Have a look at the following questions; these questions are written in plain English. Can you translate them to SQL queries and give a suitable answer?

  1. How many sites are there for each study phase?

  2. How many patients are of each sex are there for each visit code?

  3. How many patients with each diagnosis participated in each study phase? Be careful to count only one visit per study phase per person.

  4. What is the average baseline hippocampal volume of those with 0, 1, and 2 APOE4 risk alleles? Round to some convenient length.

  5. What are the minimum, maximum and average MMSE for each diagnostic group at each visit? Round the average to some convenient length.

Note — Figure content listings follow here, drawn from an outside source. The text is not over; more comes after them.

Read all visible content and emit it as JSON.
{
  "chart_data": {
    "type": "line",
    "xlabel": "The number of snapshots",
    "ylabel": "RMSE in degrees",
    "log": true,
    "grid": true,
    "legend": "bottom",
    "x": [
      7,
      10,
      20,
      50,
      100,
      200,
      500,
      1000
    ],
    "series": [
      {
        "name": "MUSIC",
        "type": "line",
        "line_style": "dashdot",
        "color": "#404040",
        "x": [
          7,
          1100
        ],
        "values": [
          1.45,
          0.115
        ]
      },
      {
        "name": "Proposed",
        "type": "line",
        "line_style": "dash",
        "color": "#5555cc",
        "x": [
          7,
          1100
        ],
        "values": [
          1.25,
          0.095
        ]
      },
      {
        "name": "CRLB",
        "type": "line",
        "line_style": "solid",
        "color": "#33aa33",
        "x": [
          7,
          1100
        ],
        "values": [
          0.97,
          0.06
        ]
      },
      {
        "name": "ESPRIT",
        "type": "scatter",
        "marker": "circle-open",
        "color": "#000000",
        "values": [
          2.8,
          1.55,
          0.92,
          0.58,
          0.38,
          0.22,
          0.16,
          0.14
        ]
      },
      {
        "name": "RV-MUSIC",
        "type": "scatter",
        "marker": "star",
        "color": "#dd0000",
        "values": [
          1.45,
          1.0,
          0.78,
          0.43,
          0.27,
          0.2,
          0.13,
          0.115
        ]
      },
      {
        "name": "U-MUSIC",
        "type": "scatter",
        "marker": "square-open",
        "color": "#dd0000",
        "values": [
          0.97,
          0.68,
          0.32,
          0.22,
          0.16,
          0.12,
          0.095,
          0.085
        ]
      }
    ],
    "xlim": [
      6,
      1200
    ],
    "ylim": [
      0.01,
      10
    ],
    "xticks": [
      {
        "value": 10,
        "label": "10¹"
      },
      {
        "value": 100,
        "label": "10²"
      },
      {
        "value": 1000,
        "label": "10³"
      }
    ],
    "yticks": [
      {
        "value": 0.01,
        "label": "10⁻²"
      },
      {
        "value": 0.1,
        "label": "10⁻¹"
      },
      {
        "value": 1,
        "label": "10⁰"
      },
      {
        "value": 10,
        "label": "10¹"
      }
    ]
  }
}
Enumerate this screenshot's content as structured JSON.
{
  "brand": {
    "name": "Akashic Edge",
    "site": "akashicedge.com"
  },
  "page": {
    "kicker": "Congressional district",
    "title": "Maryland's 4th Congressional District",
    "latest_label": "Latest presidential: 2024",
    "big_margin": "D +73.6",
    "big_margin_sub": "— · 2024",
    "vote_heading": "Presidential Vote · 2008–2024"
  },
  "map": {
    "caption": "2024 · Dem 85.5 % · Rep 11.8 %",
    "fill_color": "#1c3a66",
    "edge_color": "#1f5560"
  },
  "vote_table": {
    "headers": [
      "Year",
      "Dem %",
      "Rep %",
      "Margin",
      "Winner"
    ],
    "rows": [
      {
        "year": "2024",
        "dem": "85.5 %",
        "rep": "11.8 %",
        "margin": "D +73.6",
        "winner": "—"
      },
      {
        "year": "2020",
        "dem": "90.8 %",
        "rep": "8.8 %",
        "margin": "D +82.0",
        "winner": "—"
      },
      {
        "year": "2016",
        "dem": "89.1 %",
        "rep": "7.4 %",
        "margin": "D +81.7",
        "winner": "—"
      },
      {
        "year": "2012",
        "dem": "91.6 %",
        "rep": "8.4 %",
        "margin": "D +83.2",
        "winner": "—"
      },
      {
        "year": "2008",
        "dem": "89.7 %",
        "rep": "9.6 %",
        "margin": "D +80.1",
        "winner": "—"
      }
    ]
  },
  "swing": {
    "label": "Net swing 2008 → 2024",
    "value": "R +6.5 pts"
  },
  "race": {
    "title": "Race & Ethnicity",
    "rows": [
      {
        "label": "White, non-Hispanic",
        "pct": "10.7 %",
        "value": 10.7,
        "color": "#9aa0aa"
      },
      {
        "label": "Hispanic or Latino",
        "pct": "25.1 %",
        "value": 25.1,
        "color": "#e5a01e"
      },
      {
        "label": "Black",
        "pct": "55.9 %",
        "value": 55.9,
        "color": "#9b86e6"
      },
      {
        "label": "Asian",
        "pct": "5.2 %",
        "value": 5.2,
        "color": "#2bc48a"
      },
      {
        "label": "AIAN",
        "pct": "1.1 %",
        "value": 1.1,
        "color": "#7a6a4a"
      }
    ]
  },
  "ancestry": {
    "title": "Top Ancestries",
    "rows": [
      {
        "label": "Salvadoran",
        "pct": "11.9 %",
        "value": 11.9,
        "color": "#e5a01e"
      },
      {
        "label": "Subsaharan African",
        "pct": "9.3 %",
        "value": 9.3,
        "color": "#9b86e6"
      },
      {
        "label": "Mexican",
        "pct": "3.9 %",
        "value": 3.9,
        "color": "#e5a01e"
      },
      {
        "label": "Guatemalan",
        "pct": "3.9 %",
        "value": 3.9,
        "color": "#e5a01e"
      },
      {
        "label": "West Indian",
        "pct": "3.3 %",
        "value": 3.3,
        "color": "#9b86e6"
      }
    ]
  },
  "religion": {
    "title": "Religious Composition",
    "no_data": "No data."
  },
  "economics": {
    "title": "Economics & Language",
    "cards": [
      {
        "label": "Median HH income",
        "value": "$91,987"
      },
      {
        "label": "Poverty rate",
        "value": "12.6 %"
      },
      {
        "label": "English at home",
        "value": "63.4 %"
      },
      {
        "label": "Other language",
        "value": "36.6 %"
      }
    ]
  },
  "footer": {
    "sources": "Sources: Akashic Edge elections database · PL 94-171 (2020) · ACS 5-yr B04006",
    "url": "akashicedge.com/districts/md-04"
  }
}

  6. What is the average change in MMSE from baseline to m12 followup for men and women? Round to some convenient length.

Proposed solutions:

  1. Solution:
    select colprot, count(distinct site) as N
    from demog
    group by colprot;
    
  1. Solution:
    select demog.ptgender, cog.viscode, count(*) as N
    from demog join cog on demog.ptid = cog.ptid
    group by ptgender, viscode;
    
  1. Solution:
    select colprot, dx_bl, count(*) as N
    from cog
    where viscode = 'bl' and dx_bl != -4
    group by colprot, dx_bl;
    
  1. Solution:
    select demog.APOE4, round(avg(mri.Hippocampus_bl), 2) as mean_hc
    from demog join mri on demog.ptid = mri.ptid
    where mri.viscode = 'bl' and demog.APOE4 != -4
    group by demog.APOE4
    order by mean_hc desc;
    
  1. Solution:
    select dx, viscode, min(mmse) as min_mmse, max(mmse) as max_mmse, 
    round(avg(mmse), 2) as avg_mmse
    from cog
    where dx != -4 and mmse > -4
    group by dx, viscode;
    
  1. Solution:
    select demog.ptgender, round(avg(cog.mmse - cog.mmse_bl), 2) as mmse_change
    from demog left join cog on demog.ptid = cog.PTID
    where cog.viscode = 'm12'
    group by ptgender;
    

Key Points

  • Use the JOIN command to combine data from two tables—the ON or USING keywords specify which columns link the tables.

  • Regular JOIN returns only matching rows. Other join commands provide different behavior, e.g., LEFT JOIN retains all rows of the table on the left side of the command.

  • IFNULL allows you to specify a value to use in place of NULL, which can help in joins

  • NULLIF can be used to replace certain values with NULL in results

  • Many other functions like IFNULL and NULLIF can operate on individual values.